1) Available financing for jumbo loans is fixed 2) Most high risk loan programs are no longer available 3) Conventional Mortgages have risk-based pricing 4) Underwriting guidelines are tightened up 5) Mortgage Insurance availability might be restricted

As a result of these restrictions, many borrowers think it is tough to obtain Mortgage loans. Moreover, new federal and state laws passed to prohibit predatory lending, regulate high cost loans, amend foreclosure procedures, set national standards for Mortgage professionals, and define suitability requirements for borrowers.

Who's critical to the subprime Mortgage crisis? Simply speaking, everyone. First, you'll find government regulators and lawmakers who, for many years, presided over policies that encouraged and allowed borrowers to be eligible for loans that they can couldn't afford. Regulators were also can not understand that the finance ratings provided to Mortgage backed securities ought not happen to be as high as we were holding. Next in line for your blame are extremely lenders and loan originators (including brokers) who sold loans to borrowers regardless of whether they knew that the borrower was vulnerable to default. This didn't matter for them ever since they were planning to sell the credit and if it did default the main lender or broker wasn't likely to be around the hook.

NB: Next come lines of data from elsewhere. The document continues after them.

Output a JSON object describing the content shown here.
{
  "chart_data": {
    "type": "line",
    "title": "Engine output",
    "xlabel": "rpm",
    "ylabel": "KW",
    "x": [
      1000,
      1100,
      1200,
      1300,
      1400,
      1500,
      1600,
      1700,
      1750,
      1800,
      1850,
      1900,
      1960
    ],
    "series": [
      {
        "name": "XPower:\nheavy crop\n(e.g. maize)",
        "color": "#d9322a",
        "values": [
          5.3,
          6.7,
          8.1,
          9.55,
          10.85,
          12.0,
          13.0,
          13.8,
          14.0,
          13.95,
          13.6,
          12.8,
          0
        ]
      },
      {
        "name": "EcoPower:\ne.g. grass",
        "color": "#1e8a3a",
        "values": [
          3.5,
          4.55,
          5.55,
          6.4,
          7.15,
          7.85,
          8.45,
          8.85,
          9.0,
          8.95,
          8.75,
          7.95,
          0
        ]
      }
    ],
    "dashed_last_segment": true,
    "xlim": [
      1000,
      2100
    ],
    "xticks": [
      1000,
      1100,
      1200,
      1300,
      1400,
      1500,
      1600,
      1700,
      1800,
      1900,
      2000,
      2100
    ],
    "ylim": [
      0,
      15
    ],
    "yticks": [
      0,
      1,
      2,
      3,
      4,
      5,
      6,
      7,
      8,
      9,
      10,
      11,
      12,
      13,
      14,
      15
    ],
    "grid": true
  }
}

Wall Street investors may also be to blame for foolishly committing to items that were not stable. Fund managers were not really capable to look beyond short-term profit and gain to appreciate the true long term risk that was happening. Finally, and arguably most significantly, the consumer is usually to blame for demanding these products. Because, if you find no demand for subprime Mortgages, then lenders and Wall Street investors may not have to supply them. A culture of high leverage along with a "keep up with the Joneses" mentality would be a recipe for disaster.